How My Great-Grandmother’s Incredible Pie-Making Tip Helps Me Accept My Daughter’s Disability
Today, a friend of mine voiced her displeasure on Facebook about her less-than-perfect Christmas tree. While I read her comment, I chuckled to myself. I could relate; I know all too well about being a perfectionist, especially when it comes to the Christmas tree – the lights, the ornaments, the ever-so-careful placement of my angel on top.
My desire for perfection doesn’t just stop with the tree. There are many areas of my life that I try to make perfect — that I naively believe I have control over — my house, my job, my family. The list goes on and on.
And as I continued to read her comment, I was reminded of a memory from many years ago — an ordinary, everyday moment, but one that still manages to impact me today.

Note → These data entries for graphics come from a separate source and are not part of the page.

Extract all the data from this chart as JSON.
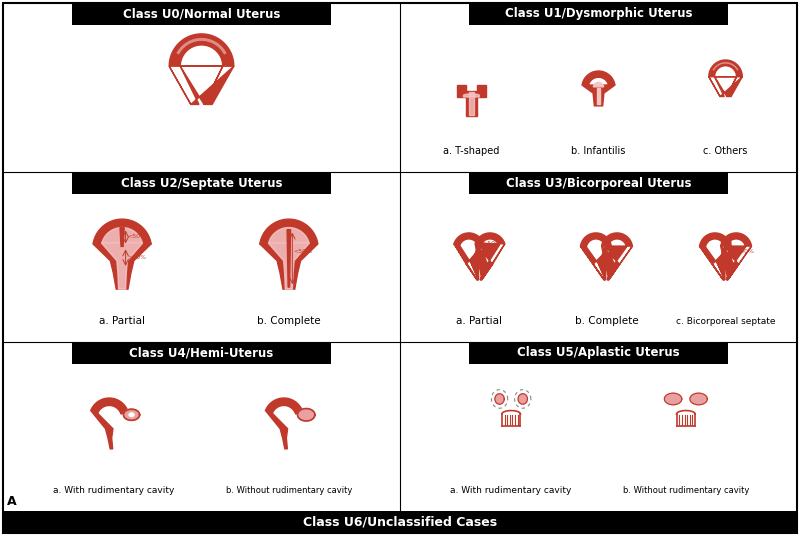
{
  "background_color": "#ffffff",
  "header_bg": "#000000",
  "header_text_color": "#ffffff",
  "red": "#c0392b",
  "pink": "#e8a0a0",
  "dark_red": "#8b1a1a",
  "bottom_bar": "Class U6/Unclassified Cases",
  "bottom_label": "A",
  "cell_titles": [
    [
      "Class U0/Normal Uterus",
      "Class U1/Dysmorphic Uterus"
    ],
    [
      "Class U2/Septate Uterus",
      "Class U3/Bicorporeal Uterus"
    ],
    [
      "Class U4/Hemi-Uterus",
      "Class U5/Aplastic Uterus"
    ]
  ],
  "sublabels": {
    "u1": [
      "a. T-shaped",
      "b. Infantilis",
      "c. Others"
    ],
    "u2": [
      "a. Partial",
      "b. Complete"
    ],
    "u3": [
      "a. Partial",
      "b. Complete",
      "c. Bicorporeal septate"
    ],
    "u4": [
      "a. With rudimentary cavity",
      "b. Without rudimentary cavity"
    ],
    "u5": [
      "a. With rudimentary cavity",
      "b. Without rudimentary cavity"
    ]
  }
}
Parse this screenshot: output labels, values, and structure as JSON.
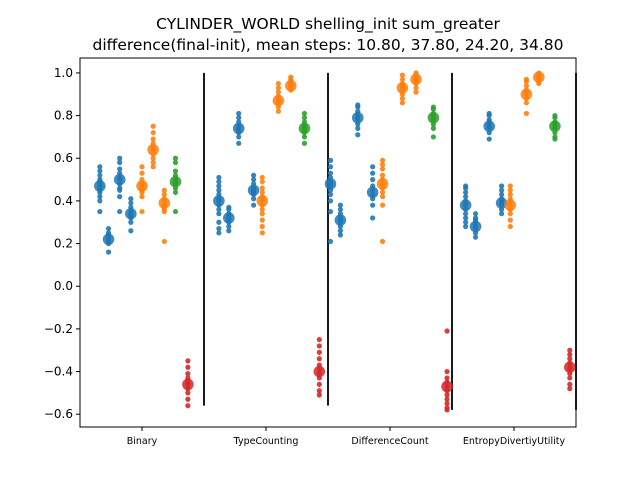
{
  "chart_data": {
    "type": "scatter",
    "title": "CYLINDER_WORLD shelling_init sum_greater",
    "subtitle": "difference(final-init), mean steps: 10.80, 37.80, 24.20, 34.80",
    "categories": [
      "Binary",
      "TypeCounting",
      "DifferenceCount",
      "EntropyDivertiyUtility"
    ],
    "y_ticks": [
      "1.0",
      "0.8",
      "0.6",
      "0.4",
      "0.2",
      "0.0",
      "−0.2",
      "−0.4",
      "−0.6"
    ],
    "ylim": [
      -0.66,
      1.07
    ],
    "grid": false,
    "colors": {
      "blue": "#1f77b4",
      "orange": "#ff7f0e",
      "green": "#2ca02c",
      "red": "#d62728"
    },
    "groups": [
      {
        "category": "Binary",
        "series": [
          {
            "offset": -0.34,
            "color": "blue",
            "mean": 0.47,
            "points": [
              0.56,
              0.54,
              0.52,
              0.5,
              0.49,
              0.48,
              0.47,
              0.46,
              0.45,
              0.44,
              0.42,
              0.4,
              0.35
            ]
          },
          {
            "offset": -0.27,
            "color": "blue",
            "mean": 0.22,
            "points": [
              0.27,
              0.25,
              0.24,
              0.23,
              0.22,
              0.21,
              0.2,
              0.16
            ]
          },
          {
            "offset": -0.18,
            "color": "blue",
            "mean": 0.5,
            "points": [
              0.6,
              0.58,
              0.55,
              0.53,
              0.51,
              0.5,
              0.48,
              0.46,
              0.45,
              0.42,
              0.35
            ]
          },
          {
            "offset": -0.09,
            "color": "blue",
            "mean": 0.34,
            "points": [
              0.41,
              0.39,
              0.37,
              0.35,
              0.34,
              0.33,
              0.32,
              0.3,
              0.26
            ]
          },
          {
            "offset": 0.0,
            "color": "orange",
            "mean": 0.47,
            "points": [
              0.56,
              0.53,
              0.5,
              0.48,
              0.47,
              0.46,
              0.45,
              0.44,
              0.42,
              0.35
            ]
          },
          {
            "offset": 0.09,
            "color": "orange",
            "mean": 0.64,
            "points": [
              0.75,
              0.72,
              0.69,
              0.67,
              0.65,
              0.64,
              0.62,
              0.6,
              0.58,
              0.56
            ]
          },
          {
            "offset": 0.18,
            "color": "orange",
            "mean": 0.39,
            "points": [
              0.45,
              0.43,
              0.41,
              0.4,
              0.38,
              0.37,
              0.36,
              0.35,
              0.21
            ]
          },
          {
            "offset": 0.27,
            "color": "green",
            "mean": 0.49,
            "points": [
              0.6,
              0.58,
              0.54,
              0.52,
              0.5,
              0.49,
              0.48,
              0.46,
              0.44,
              0.35
            ]
          },
          {
            "offset": 0.37,
            "color": "red",
            "mean": -0.46,
            "points": [
              -0.35,
              -0.38,
              -0.41,
              -0.43,
              -0.45,
              -0.46,
              -0.48,
              -0.5,
              -0.53,
              -0.56
            ]
          }
        ]
      },
      {
        "category": "TypeCounting",
        "series": [
          {
            "offset": -0.38,
            "color": "blue",
            "mean": 0.4,
            "points": [
              0.51,
              0.49,
              0.47,
              0.45,
              0.43,
              0.41,
              0.4,
              0.38,
              0.36,
              0.34,
              0.3,
              0.27,
              0.25
            ]
          },
          {
            "offset": -0.3,
            "color": "blue",
            "mean": 0.32,
            "points": [
              0.37,
              0.36,
              0.34,
              0.33,
              0.32,
              0.31,
              0.3,
              0.28,
              0.26
            ]
          },
          {
            "offset": -0.22,
            "color": "blue",
            "mean": 0.74,
            "points": [
              0.81,
              0.79,
              0.77,
              0.75,
              0.74,
              0.73,
              0.72,
              0.7,
              0.67
            ]
          },
          {
            "offset": -0.1,
            "color": "blue",
            "mean": 0.45,
            "points": [
              0.52,
              0.5,
              0.48,
              0.46,
              0.45,
              0.44,
              0.43,
              0.41,
              0.38
            ]
          },
          {
            "offset": -0.03,
            "color": "orange",
            "mean": 0.4,
            "points": [
              0.51,
              0.49,
              0.46,
              0.44,
              0.42,
              0.4,
              0.38,
              0.36,
              0.34,
              0.31,
              0.28,
              0.25
            ]
          },
          {
            "offset": 0.1,
            "color": "orange",
            "mean": 0.87,
            "points": [
              0.95,
              0.93,
              0.91,
              0.89,
              0.88,
              0.87,
              0.86,
              0.84,
              0.82
            ]
          },
          {
            "offset": 0.2,
            "color": "orange",
            "mean": 0.94,
            "points": [
              0.98,
              0.97,
              0.96,
              0.95,
              0.94,
              0.93,
              0.92
            ]
          },
          {
            "offset": 0.31,
            "color": "green",
            "mean": 0.74,
            "points": [
              0.81,
              0.79,
              0.77,
              0.75,
              0.74,
              0.73,
              0.72,
              0.7,
              0.67
            ]
          },
          {
            "offset": 0.43,
            "color": "red",
            "mean": -0.4,
            "points": [
              -0.25,
              -0.28,
              -0.31,
              -0.34,
              -0.37,
              -0.39,
              -0.41,
              -0.43,
              -0.46,
              -0.49,
              -0.51
            ]
          }
        ]
      },
      {
        "category": "DifferenceCount",
        "series": [
          {
            "offset": -0.48,
            "color": "blue",
            "mean": 0.48,
            "points": [
              0.59,
              0.56,
              0.53,
              0.51,
              0.49,
              0.48,
              0.47,
              0.45,
              0.43,
              0.4,
              0.35,
              0.21
            ]
          },
          {
            "offset": -0.4,
            "color": "blue",
            "mean": 0.31,
            "points": [
              0.38,
              0.36,
              0.34,
              0.32,
              0.31,
              0.3,
              0.28,
              0.26,
              0.24
            ]
          },
          {
            "offset": -0.26,
            "color": "blue",
            "mean": 0.79,
            "points": [
              0.85,
              0.84,
              0.82,
              0.8,
              0.79,
              0.78,
              0.76,
              0.74,
              0.71
            ]
          },
          {
            "offset": -0.14,
            "color": "blue",
            "mean": 0.44,
            "points": [
              0.56,
              0.53,
              0.5,
              0.47,
              0.45,
              0.43,
              0.41,
              0.38,
              0.32
            ]
          },
          {
            "offset": -0.06,
            "color": "orange",
            "mean": 0.48,
            "points": [
              0.59,
              0.57,
              0.55,
              0.52,
              0.5,
              0.48,
              0.46,
              0.44,
              0.42,
              0.38,
              0.21
            ]
          },
          {
            "offset": 0.1,
            "color": "orange",
            "mean": 0.93,
            "points": [
              0.99,
              0.97,
              0.95,
              0.94,
              0.93,
              0.92,
              0.9,
              0.88,
              0.86
            ]
          },
          {
            "offset": 0.21,
            "color": "orange",
            "mean": 0.97,
            "points": [
              1.0,
              0.99,
              0.98,
              0.97,
              0.96,
              0.95,
              0.93,
              0.91
            ]
          },
          {
            "offset": 0.35,
            "color": "green",
            "mean": 0.79,
            "points": [
              0.84,
              0.83,
              0.81,
              0.8,
              0.79,
              0.78,
              0.76,
              0.74,
              0.7
            ]
          },
          {
            "offset": 0.46,
            "color": "red",
            "mean": -0.47,
            "points": [
              -0.21,
              -0.4,
              -0.43,
              -0.45,
              -0.47,
              -0.49,
              -0.51,
              -0.53,
              -0.55,
              -0.57,
              -0.58
            ]
          }
        ]
      },
      {
        "category": "EntropyDivertiyUtility",
        "series": [
          {
            "offset": -0.39,
            "color": "blue",
            "mean": 0.38,
            "points": [
              0.47,
              0.46,
              0.44,
              0.42,
              0.4,
              0.39,
              0.38,
              0.36,
              0.34,
              0.32,
              0.3,
              0.28
            ]
          },
          {
            "offset": -0.31,
            "color": "blue",
            "mean": 0.28,
            "points": [
              0.34,
              0.32,
              0.31,
              0.3,
              0.29,
              0.28,
              0.27,
              0.25,
              0.23
            ]
          },
          {
            "offset": -0.2,
            "color": "blue",
            "mean": 0.75,
            "points": [
              0.81,
              0.8,
              0.78,
              0.77,
              0.76,
              0.75,
              0.74,
              0.72,
              0.69
            ]
          },
          {
            "offset": -0.1,
            "color": "blue",
            "mean": 0.39,
            "points": [
              0.47,
              0.45,
              0.43,
              0.41,
              0.4,
              0.39,
              0.38,
              0.36,
              0.34
            ]
          },
          {
            "offset": -0.03,
            "color": "orange",
            "mean": 0.38,
            "points": [
              0.47,
              0.45,
              0.43,
              0.41,
              0.4,
              0.39,
              0.38,
              0.36,
              0.34,
              0.31,
              0.28
            ]
          },
          {
            "offset": 0.1,
            "color": "orange",
            "mean": 0.9,
            "points": [
              0.97,
              0.96,
              0.94,
              0.92,
              0.91,
              0.9,
              0.88,
              0.86,
              0.81
            ]
          },
          {
            "offset": 0.2,
            "color": "orange",
            "mean": 0.98,
            "points": [
              1.0,
              0.99,
              0.98,
              0.97,
              0.96,
              0.95
            ]
          },
          {
            "offset": 0.33,
            "color": "green",
            "mean": 0.75,
            "points": [
              0.8,
              0.79,
              0.77,
              0.76,
              0.75,
              0.74,
              0.72,
              0.7,
              0.69
            ]
          },
          {
            "offset": 0.45,
            "color": "red",
            "mean": -0.38,
            "points": [
              -0.3,
              -0.32,
              -0.34,
              -0.36,
              -0.38,
              -0.39,
              -0.41,
              -0.43,
              -0.46,
              -0.48
            ]
          }
        ]
      }
    ],
    "separators": [
      {
        "after_category": "Binary",
        "y_range": [
          -0.56,
          1.0
        ]
      },
      {
        "after_category": "TypeCounting",
        "y_range": [
          -0.56,
          1.0
        ]
      },
      {
        "after_category": "DifferenceCount",
        "y_range": [
          -0.58,
          1.0
        ]
      },
      {
        "after_category": "EntropyDivertiyUtility",
        "y_range": [
          -0.58,
          1.0
        ]
      }
    ]
  }
}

I’m transported back to my great-grandmother’s house; Wheel of Fortune drones on in the background. My quick visit had somehow turned into a conversation about pie baking — something I’d done for the first time a few days prior.
I told my great-grandma about how, although my pies tasted wonderful, I just couldn’t manage to make a perfect crust. My great-grandma smirked at me and said, “If it’s perfect, people won’t believe you really made it. They will think you bought it from the store.”
“Besides,” she said, “the way the pie looks isn’t what matters, it’s about the time and memories that were put into making it.”
Her message was simple and true.
My great-grandma has been gone for many years now, but every time I start wishing for perfection, I recall her words. They didn’t seem meaningful in that moment, but they hold so much weight for me now.
I would be a liar if I claimed there was never a time when I tried to wish away my daughter’s disability and the struggles and the sadness that accompany it. And as much as I hate to admit it, there have been times when I’ve hoped for and dreamed of the “perfect” child.
And then there are nights like tonight, when I reflect, and in doing so, realize that without her disability, my family would not have all of the memories we do – the good and the bad.
In the end, it really is all about the memories — like the time my 4-year-old dumped an entire pack of sprinkles on what would have been one perfect Easter cookie. Or the Christmas card pictures that didn’t turn out but resulted in all sorts of beautiful belly laughs. And the disability.
The memories are what we recall with happiness and love years later – no matter how simple or imperfect they may be. No one ever sits back and reminisces about the pie crust.